Here's some diagram to make the picture more complete:

How this kind-of hipervisor-level antivirus system works in a nutshell

The interaction between components goes like this:

An application tries to open, save or execute a file on a virtual machine
The vShield Endpoint Thin Agent driver intercepts the filesystem call (just like a general antivirus does) and sends it to the vShield Endpoint ESX module via the VMCI API. If the request hits the cache, the cached result is returned to the application
The vShield Endpoint ESX module relays the request to the EPsec library in the antivirus VM, via VMCI API
Then the EPsec library sends this data to the antivirus engine. The antivirus requests file data and receives it either from the EPsec lib's cache or from the thin agent driver
The antivirus engine checks the file data for viruses and other malware
- If the file data is clean, then the OK result is sent back to the endpoint thin agent, and the application is able to complete the file operation
- If the file data contains badware, the antivirus engine performs actions according to its parameters (for example, forbids the operation)

Why this system is good

Well, the obvious good things about it are:

You don't need to install antivirus agent software on your machines - but you still need to make sure the Thin Agent Driver is installed
You centralize antivirus operations for a physical host, so you might be able to spend your physical host resources more efficiently
Less administrative overhead - you manage one antivirus instance per ESXi host, in particular you need to upload updates to this special VM only
There might be some licensing benefits from the antivirus vendor

Now, why this antivirus scheme isn't so good

First of all, this solution works with file access and file access alone. As every antivirus vendor tells us nowadays,[citation needed] scanning files alone is not enough anymore.

Just look at any of today's antivirus vendor (at least the big ones) website: their general host virus protection solutions include packet inspection, real-time behavioral analysis, HIPS, device control, application control, sandboxing - everything but the kitchen sink.

So, this hypervisor-level antivirus is able to scan files and is limited to just that in its ability to protect VMs from threats out there.

Furthermore, even though they call it an agentless antivirus solution, the Thin Agent Driver is still an agent, which performs certain tasks: besides passing data to the ESXi vShield module, it caches results and returns an OK status for files excluded scanning. And you have to install it, just like an agent.

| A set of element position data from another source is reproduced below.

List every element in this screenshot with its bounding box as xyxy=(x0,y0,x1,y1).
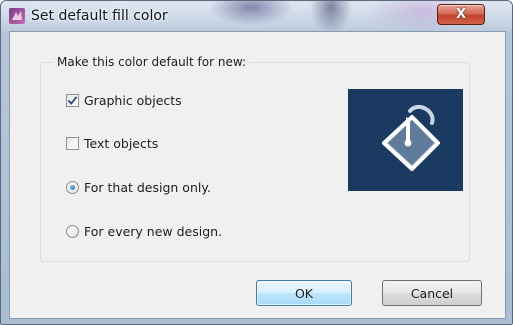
color-preview xyxy=(348,89,463,191)
text-objects-option[interactable]: Text objects xyxy=(66,135,158,151)
every-new-design-option[interactable]: For every new design. xyxy=(66,223,222,239)
cancel-button[interactable]: Cancel xyxy=(382,280,482,306)
group-caption: Make this color default for new: xyxy=(54,55,250,69)
close-button[interactable]: X xyxy=(437,4,485,25)
graphic-objects-option[interactable]: Graphic objects xyxy=(66,92,182,108)
close-icon: X xyxy=(455,7,467,22)
graphic-objects-label: Graphic objects xyxy=(84,92,182,108)
dialog-content: Make this color default for new: Graphic… xyxy=(9,31,506,319)
radio-selected-dot xyxy=(70,184,75,190)
checkmark-icon xyxy=(67,95,78,105)
every-new-design-radio[interactable] xyxy=(66,224,79,238)
text-objects-label: Text objects xyxy=(84,135,159,151)
text-objects-checkbox[interactable] xyxy=(66,136,79,150)
app-icon xyxy=(9,8,25,24)
every-new-design-label: For every new design. xyxy=(84,223,223,239)
ok-button[interactable]: OK xyxy=(256,280,352,306)
title-bar[interactable]: Set default fill color X xyxy=(1,1,512,31)
that-design-only-label: For that design only. xyxy=(84,179,211,195)
graphic-objects-checkbox[interactable] xyxy=(66,93,79,107)
that-design-only-radio[interactable] xyxy=(66,180,79,194)
dialog-window: Set default fill color X Make this color… xyxy=(0,0,513,325)
that-design-only-option[interactable]: For that design only. xyxy=(66,179,211,195)
window-title: Set default fill color xyxy=(31,8,168,24)
paint-bucket-icon xyxy=(382,104,440,171)
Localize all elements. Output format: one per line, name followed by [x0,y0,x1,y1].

Some sources suggest that the EPsec Thin Agent driver is Windows-only. I question the popular belief that Linux (or other) systems need no antivirus protection. The servers are ok - they are protected by careful and motivated admins. Windows servers usually are kept in a pretty good state as well, btw.

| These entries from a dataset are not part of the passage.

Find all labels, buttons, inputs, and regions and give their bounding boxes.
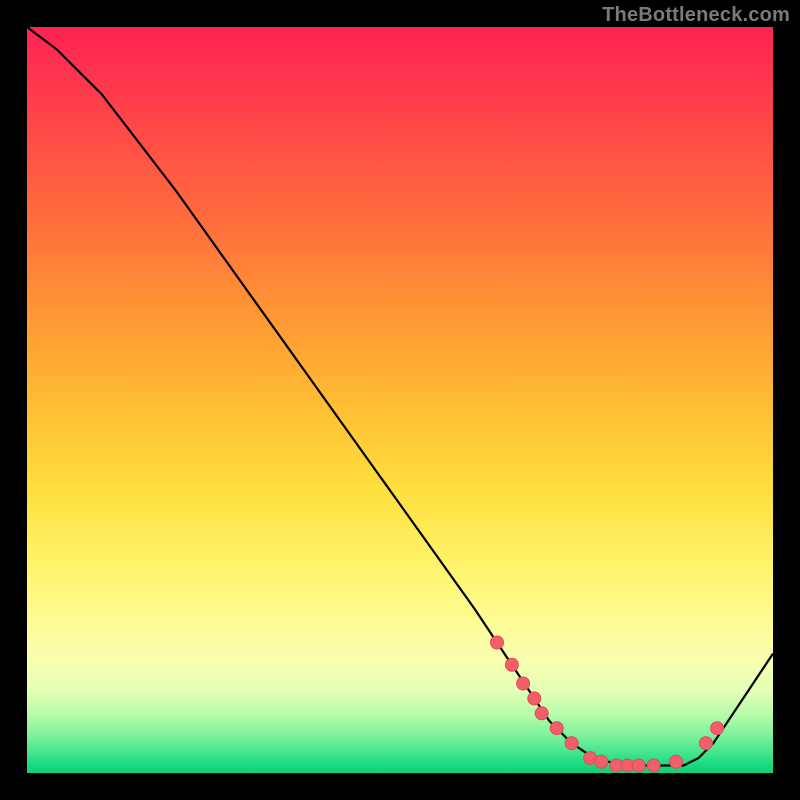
highlight-dot	[711, 722, 724, 735]
highlight-dot	[535, 707, 548, 720]
highlight-dot	[565, 737, 578, 750]
highlight-dot	[550, 722, 563, 735]
watermark-text: TheBottleneck.com	[602, 4, 790, 27]
chart-svg	[27, 27, 773, 773]
highlight-dot	[517, 677, 530, 690]
highlighted-points-group	[491, 636, 724, 772]
plot-area	[27, 27, 773, 773]
highlight-dot	[647, 759, 660, 772]
highlight-dot	[670, 755, 683, 768]
highlight-dot	[595, 755, 608, 768]
highlight-dot	[699, 737, 712, 750]
highlight-dot	[491, 636, 504, 649]
highlight-dot	[632, 759, 645, 772]
bottleneck-curve-line	[27, 27, 773, 766]
highlight-dot	[505, 658, 518, 671]
highlight-dot	[528, 692, 541, 705]
chart-frame: TheBottleneck.com	[0, 0, 800, 800]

It is the lot of end users and workstations that needs protection, because users are careless and applications are not designed with security in mind.

Finally, this system introduces a lag into file system operations. I am not sure about the actual limits, but applied queuing theory suggests that since the antivirus virtual machine can handle only a limited number of transactions simultaneously (being limited by memory and CPU), then some file requests will be queued (delayed) for some time.

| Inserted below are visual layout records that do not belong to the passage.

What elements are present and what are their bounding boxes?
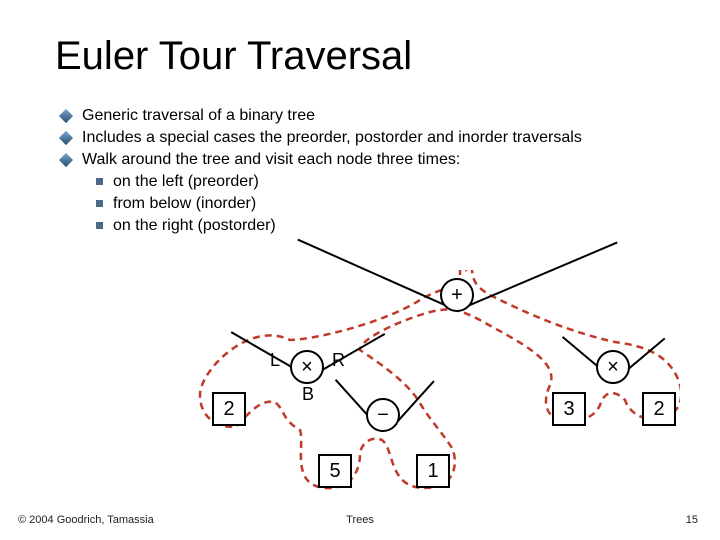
node-label: 1 <box>427 460 438 483</box>
list-item: Generic traversal of a binary tree <box>60 106 680 126</box>
tree-node-internal: × <box>290 350 324 384</box>
bullet-text: Includes a special cases the preorder, p… <box>82 128 582 148</box>
tree-node-leaf: 2 <box>642 392 676 426</box>
node-label: 2 <box>223 398 234 421</box>
bullet-text: Generic traversal of a binary tree <box>82 106 315 126</box>
bullet-text: on the right (postorder) <box>113 216 276 236</box>
node-label: − <box>377 404 389 427</box>
visit-label-right: R <box>332 350 345 371</box>
list-item: on the left (preorder) <box>96 172 680 192</box>
tree-node-leaf: 2 <box>212 392 246 426</box>
list-item: on the right (postorder) <box>96 216 680 236</box>
node-label: 3 <box>563 398 574 421</box>
square-bullet-icon <box>96 222 103 229</box>
footer-title: Trees <box>0 514 720 526</box>
slide: Euler Tour Traversal Generic traversal o… <box>0 0 720 540</box>
diamond-bullet-icon <box>60 110 72 122</box>
square-bullet-icon <box>96 200 103 207</box>
node-label: 5 <box>329 460 340 483</box>
list-item: Walk around the tree and visit each node… <box>60 150 680 170</box>
visit-label-left: L <box>270 350 280 371</box>
visit-label-below: B <box>302 384 314 405</box>
tree-node-leaf: 3 <box>552 392 586 426</box>
tree-node-internal: × <box>596 350 630 384</box>
slide-title: Euler Tour Traversal <box>55 34 412 79</box>
bullet-text: on the left (preorder) <box>113 172 259 192</box>
node-label: 2 <box>653 398 664 421</box>
tree-node-leaf: 5 <box>318 454 352 488</box>
bullet-text: from below (inorder) <box>113 194 256 214</box>
node-label: × <box>301 356 313 379</box>
tree-node-internal: − <box>366 398 400 432</box>
square-bullet-icon <box>96 178 103 185</box>
list-item: from below (inorder) <box>96 194 680 214</box>
tree-node-leaf: 1 <box>416 454 450 488</box>
diamond-bullet-icon <box>60 154 72 166</box>
node-label: + <box>451 284 463 307</box>
node-label: × <box>607 356 619 379</box>
tree-node-root: + <box>440 278 474 312</box>
tree-diagram: + × × 2 − 5 1 3 2 L R B <box>160 270 680 500</box>
footer-page-number: 15 <box>686 514 698 526</box>
bullet-list: Generic traversal of a binary tree Inclu… <box>60 106 680 238</box>
bullet-text: Walk around the tree and visit each node… <box>82 150 460 170</box>
diamond-bullet-icon <box>60 132 72 144</box>
list-item: Includes a special cases the preorder, p… <box>60 128 680 148</box>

Look at this pretty diagram, illustrating timeline of a file operation in this system:

On this diagram we can see that the best case would be that the result is already in the local driver's cache (or excluded from scan). And the worst case happens when we get to scan the file data, and totally miss all the caches. The time it takes to scan is dynamic and depends on the antivirus system load at any given moment. Thus, not only we get a delay in file operations, but we get a significant jitter as well.

Conclusion

Of course it is up to the systems and security engineers designing the system to decide whether this solution is viable and worth the implementation effort.

Personally, I would limit the use of this kind of protection to VDI systems with lots of [careless] users to protect from themselves.